Umberto Clerici, former principal cellist and now rising star on the conductor’s podium, navigated the Sydney Symphony across this tricky divide.
They dispatched the overture to The Marriage of Figaro with fuzzy glee: all the notes were there, right place, right time but, despite reduced numbers and crisp tempi, the generous acoustic of the Town Hall robbed the orchestral sound of the all-important space and contrast.
By comparison, in the overture to Weber’s Der Freischutz, the acoustic only added to the smudged warmth of the opening, preparing the stage for the stately (and immaculately played) horn ensemble and the exuberant, messy joy of the overture’s happy ending.

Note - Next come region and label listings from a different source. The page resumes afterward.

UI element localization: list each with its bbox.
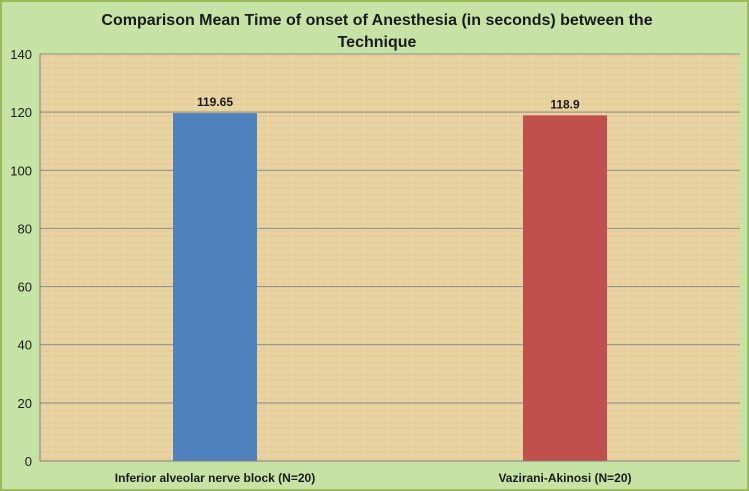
bar	[523, 115, 607, 462]
plot-area	[40, 54, 740, 461]
x-category-label: Inferior alveolar nerve block (N=20)	[115, 471, 315, 485]
bars	[173, 113, 607, 462]
bar	[173, 113, 257, 462]
x-category-label: Vazirani-Akinosi (N=20)	[498, 471, 631, 485]
y-tick-label: 20	[18, 396, 32, 411]
y-tick-label: 140	[10, 47, 32, 62]
y-tick-label: 120	[10, 105, 32, 120]
y-tick-label: 100	[10, 163, 32, 178]
data-labels: 119.65 118.9	[197, 95, 580, 111]
chart-title: Comparison Mean Time of onset of Anesthe…	[101, 12, 653, 51]
bar-data-label: 118.9	[550, 97, 580, 111]
y-tick-label: 80	[18, 221, 32, 236]
x-axis-categories: Inferior alveolar nerve block (N=20) Vazi…	[115, 471, 632, 485]
bar-data-label: 119.65	[197, 95, 233, 109]
y-axis-ticks: 0 20 40 60 80 100 120 140	[10, 47, 32, 469]
y-tick-label: 0	[25, 454, 32, 469]
y-tick-label: 40	[18, 338, 32, 353]
y-tick-label: 60	[18, 280, 32, 295]
gridlines	[40, 53, 740, 404]
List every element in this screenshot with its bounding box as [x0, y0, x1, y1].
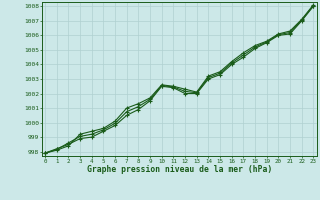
X-axis label: Graphe pression niveau de la mer (hPa): Graphe pression niveau de la mer (hPa)	[87, 165, 272, 174]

Playing different works on short notice is all in a day’s work for an orchestra like the Sydney Symphony, but Mendelssohn’s Scottish offers corners to trip up the best.
With Clerici in charge, working closely with concertmaster Andrew Haveron, the symphony unfolded with a tight energy, the first violins giving a translucent tutti solo in the first movement.
Also outstanding was the debut of the second movement theme, played with mellifluous agility by clarinet soloist Francesco Celata, and the understated yearning of the third movement.
After this exacting test, Richard Strauss’ Suite from Der Rosenkavalier was a chance to unleash the full range of the Sydney Symphony.
From the orgasmic opening prelude through to the heart-tangling duet between Haveron and oboe principal Shefali Pryor in Ist ein Traum, to the subversive swing of the final waltz, this was untrammelled pleasure, and a tantalising hint of things to when they return to the Opera House Concert Hall in July.